Il y a un an, la Chambre Syndicale des Fabricants d’Instruments de Musique (CSFI), en partenariat avec le ministère de l’Économie (DGE), a mandaté le CREDOC pour établir un panorama du marché des instruments en France. L’idée était alors d’analyser l’offre et la demande pour fournir des éléments de compréhension du marché à destination des acteurs du secteur des instruments de musique.
L’étude et sa méthodologie
Ce petit point sur les ventes d’instruments en France est basé sur le rapport rédigé par le CREDOC. Cet organisme réalise des études à destination des acteurs de la vie économique et sociale. Le comité de pilotage responsable de l’étude était composé de différents acteurs liés à la facture d’instruments (membres de la Chambre Syndicale des Fabricants d’Instruments de Musique et du Groupement Professionnel des Facteurs d’Orgues, chef de produit du magasin Buffet Crampon, etc.) et des spécialistes de l’économie (notamment différents membres de la Direction Générale des Entreprises).
Les mandants d’une étude et les différents intervenants et acteurs qui lui sont associés orientent toujours une étude, et certains tropismes peuvent donc émerger. Dans notre cas, les acteurs de la facture d’instruments « classiques » sont très représentés. Parmi les personnalités consultées, on observe aussi la présence de quelques magasins (Les Maîtres du Piano/Pianoshop, L’Atelier d’Orphée), et du leader de la distribution en France, Algam. Plusieurs représentants du monde de la lutherie sont aussi impliqués dans l’étude (APLG, ALADFI, GLAAF, GFPO).
S’informer sur la méthodologie employée est aussi essentiel pour comprendre l’orientation d’une étude et les résultats obtenus. Tout d’abord, les instruments sur lesquels porte l’étude ont été classés en cinq catégories :
- Instruments à vent (hautbois, clarinettes, saxophones, trompettes, flûtes, harmonicas, etc.)
- Cordes frottées (violons, altos, violoncelles, contrebasses, etc.)
- Cordes pincées (guitares électriques et acoustiques, basses, ukulélés, harpes, amplis, pédales d’effets, etc.)
- Claviers et accordéons (pianos acoustiques et électriques, orgues électroniques ou non, clavecins, amplis, accordéons, claviers maîtres, synthétiseurs, workstations, samplers, etc.)
- Batteries et percussions (batteries acoustiques et électroniques, boîtes à rythmes, timbales, djembés, tambourins, etc.)

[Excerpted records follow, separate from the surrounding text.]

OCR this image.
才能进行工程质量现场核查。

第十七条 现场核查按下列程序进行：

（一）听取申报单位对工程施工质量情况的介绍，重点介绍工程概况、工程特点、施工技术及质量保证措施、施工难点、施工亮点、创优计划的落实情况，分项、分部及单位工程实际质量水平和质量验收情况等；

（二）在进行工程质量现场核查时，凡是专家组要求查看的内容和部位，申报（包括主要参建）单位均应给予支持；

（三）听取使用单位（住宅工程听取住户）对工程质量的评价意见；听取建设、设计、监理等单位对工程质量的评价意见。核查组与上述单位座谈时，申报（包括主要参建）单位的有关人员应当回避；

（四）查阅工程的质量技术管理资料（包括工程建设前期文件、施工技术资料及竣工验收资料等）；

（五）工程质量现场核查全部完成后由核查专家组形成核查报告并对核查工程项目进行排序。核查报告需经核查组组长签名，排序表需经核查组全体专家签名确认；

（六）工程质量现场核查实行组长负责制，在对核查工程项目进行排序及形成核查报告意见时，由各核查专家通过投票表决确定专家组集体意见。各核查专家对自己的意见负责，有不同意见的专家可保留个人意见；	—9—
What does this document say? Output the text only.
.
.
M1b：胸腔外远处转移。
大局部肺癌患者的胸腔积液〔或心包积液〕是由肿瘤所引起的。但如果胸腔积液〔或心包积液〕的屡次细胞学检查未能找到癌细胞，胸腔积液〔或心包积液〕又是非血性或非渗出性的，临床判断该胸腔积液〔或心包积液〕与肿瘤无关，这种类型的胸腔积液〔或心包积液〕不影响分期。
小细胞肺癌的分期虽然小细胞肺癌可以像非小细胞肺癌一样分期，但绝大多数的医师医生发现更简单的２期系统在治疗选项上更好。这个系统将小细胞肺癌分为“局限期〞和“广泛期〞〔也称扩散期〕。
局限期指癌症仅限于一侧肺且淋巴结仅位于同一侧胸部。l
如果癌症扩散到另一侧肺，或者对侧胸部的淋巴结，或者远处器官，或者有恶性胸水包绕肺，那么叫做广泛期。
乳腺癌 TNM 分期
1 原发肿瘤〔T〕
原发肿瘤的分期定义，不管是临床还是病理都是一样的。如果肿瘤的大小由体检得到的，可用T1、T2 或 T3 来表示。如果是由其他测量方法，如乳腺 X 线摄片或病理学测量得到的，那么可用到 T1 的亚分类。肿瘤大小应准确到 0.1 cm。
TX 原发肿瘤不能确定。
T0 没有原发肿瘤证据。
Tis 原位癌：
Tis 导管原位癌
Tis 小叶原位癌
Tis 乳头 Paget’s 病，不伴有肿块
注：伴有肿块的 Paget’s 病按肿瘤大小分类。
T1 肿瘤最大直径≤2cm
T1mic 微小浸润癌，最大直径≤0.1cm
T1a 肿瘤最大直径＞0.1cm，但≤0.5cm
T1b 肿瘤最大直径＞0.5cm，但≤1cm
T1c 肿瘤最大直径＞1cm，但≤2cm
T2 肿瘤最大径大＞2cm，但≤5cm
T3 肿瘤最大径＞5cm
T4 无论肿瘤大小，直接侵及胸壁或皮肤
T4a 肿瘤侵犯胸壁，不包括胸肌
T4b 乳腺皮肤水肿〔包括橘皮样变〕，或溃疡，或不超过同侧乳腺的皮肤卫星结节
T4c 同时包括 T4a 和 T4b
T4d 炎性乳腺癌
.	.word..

Les produits de sonorisations et les logiciels ont été écartés de cette analyse portant sur les instruments de musique. Il semblerait qu’il en soit de même pour certains produits de DJing, puisque nous n’avons pas trouvé trace de platines ou de tables de mixage.
En ce qui concerne le déroulé de l’étude à proprement parler, deux types de recueils de données ont été mis en place. Tout d’abord, une enquête en ligne a été réalisée auprès de 10 000 personnes de 18 ans et plus, constituant un échantillon représentatif de la population française. Les personnes ciblées étaient les acheteurs, mais pas forcément les pratiquants. Il arrive en effet d’acheter un instrument pour quelqu’un d’autre. En plus de cela, onze entretiens ont été menés auprès de « la filière offre ». Il s’agit des professionnels que nous avons évoqués plus tôt.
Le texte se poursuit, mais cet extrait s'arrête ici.